Where were you when the Barclaycard Mercury Prize 2013 shortlist was announced last week? Doubled over your laptop, nervously hitting the refresh button while live-tweeting your uncontainable excitement? Of course you weren’t. Because you, like most of the British music-loving public, don’t give a monkey’s about this increasingly meaningless award.
But some people do, and when the list of British and Irish-made albums in the running for the notoriously skimpy prize money surfaced, it kicked up a right old stink.

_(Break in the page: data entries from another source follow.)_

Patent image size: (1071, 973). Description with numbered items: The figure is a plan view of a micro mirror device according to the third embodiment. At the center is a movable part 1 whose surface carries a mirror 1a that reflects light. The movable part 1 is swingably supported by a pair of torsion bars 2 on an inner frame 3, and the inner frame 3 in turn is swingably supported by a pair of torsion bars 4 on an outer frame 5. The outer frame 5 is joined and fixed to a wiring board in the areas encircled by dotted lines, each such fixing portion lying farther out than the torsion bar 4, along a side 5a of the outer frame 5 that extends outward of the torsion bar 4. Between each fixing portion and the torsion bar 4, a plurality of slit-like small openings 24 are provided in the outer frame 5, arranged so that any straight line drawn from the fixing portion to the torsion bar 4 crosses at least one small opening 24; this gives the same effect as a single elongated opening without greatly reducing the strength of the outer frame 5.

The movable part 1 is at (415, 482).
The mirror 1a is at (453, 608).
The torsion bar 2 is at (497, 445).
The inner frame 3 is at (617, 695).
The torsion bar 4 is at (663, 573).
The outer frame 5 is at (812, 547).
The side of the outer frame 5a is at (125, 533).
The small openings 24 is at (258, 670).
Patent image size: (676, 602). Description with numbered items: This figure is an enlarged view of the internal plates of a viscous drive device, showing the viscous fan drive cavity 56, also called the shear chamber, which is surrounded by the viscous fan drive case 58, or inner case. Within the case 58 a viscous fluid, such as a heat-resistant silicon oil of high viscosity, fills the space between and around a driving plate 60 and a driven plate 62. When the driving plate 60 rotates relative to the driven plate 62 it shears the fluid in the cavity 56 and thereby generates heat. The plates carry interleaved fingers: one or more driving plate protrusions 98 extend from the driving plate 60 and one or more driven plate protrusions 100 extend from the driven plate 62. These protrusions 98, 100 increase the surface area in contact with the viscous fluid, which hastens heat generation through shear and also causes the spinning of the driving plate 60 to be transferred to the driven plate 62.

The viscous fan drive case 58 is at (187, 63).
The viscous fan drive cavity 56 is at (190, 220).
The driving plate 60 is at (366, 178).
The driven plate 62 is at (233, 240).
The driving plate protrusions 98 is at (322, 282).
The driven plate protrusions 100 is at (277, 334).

The Mercury Prize was set up in 1992 by then-MD of Virgin Records Jon Webster as an ‘antidote to the Brits’. ‘There was no debate about music or an attempt to broaden peoples’ tastes with those awards’, said Webster, in an interview years later. ‘This was different: it was about bringing really good records to people’s attention that would otherwise have never had a chance.’
However, these words seemed to ring hollow this year as pontificating journos and bitter ‘slighted’ artists, have sounded off about how ‘mainstream’, ‘safe’ and ‘establishment’ this year’s choices are.
David Bowie’s The Next Day is the bookies’ favourite, but while it is a glorious comeback, boundary-pushing and low-profile it ain’t. The rest of the list is made up by somewhat more fresh-faced veterans as well as some veritable chart-toppers: from the Arctic Monkeys (nominated for their saucy No.1 LP AM) to producer ensembles Disclosure (Settle) and Rudimental (Home), whose infectious dancefloor-fillers dominated the summer charts before the invasion of the all-conquering Avicii and Robin Thicke. Plus, other than Jon Hopkins’ startling Immunity, an ambient, textural and slyly devastating dance album, there’s little here that was truly inventive. Even the usual token jazz bands are missing in a list that reads like any old consumer mag’s ‘best of the year’.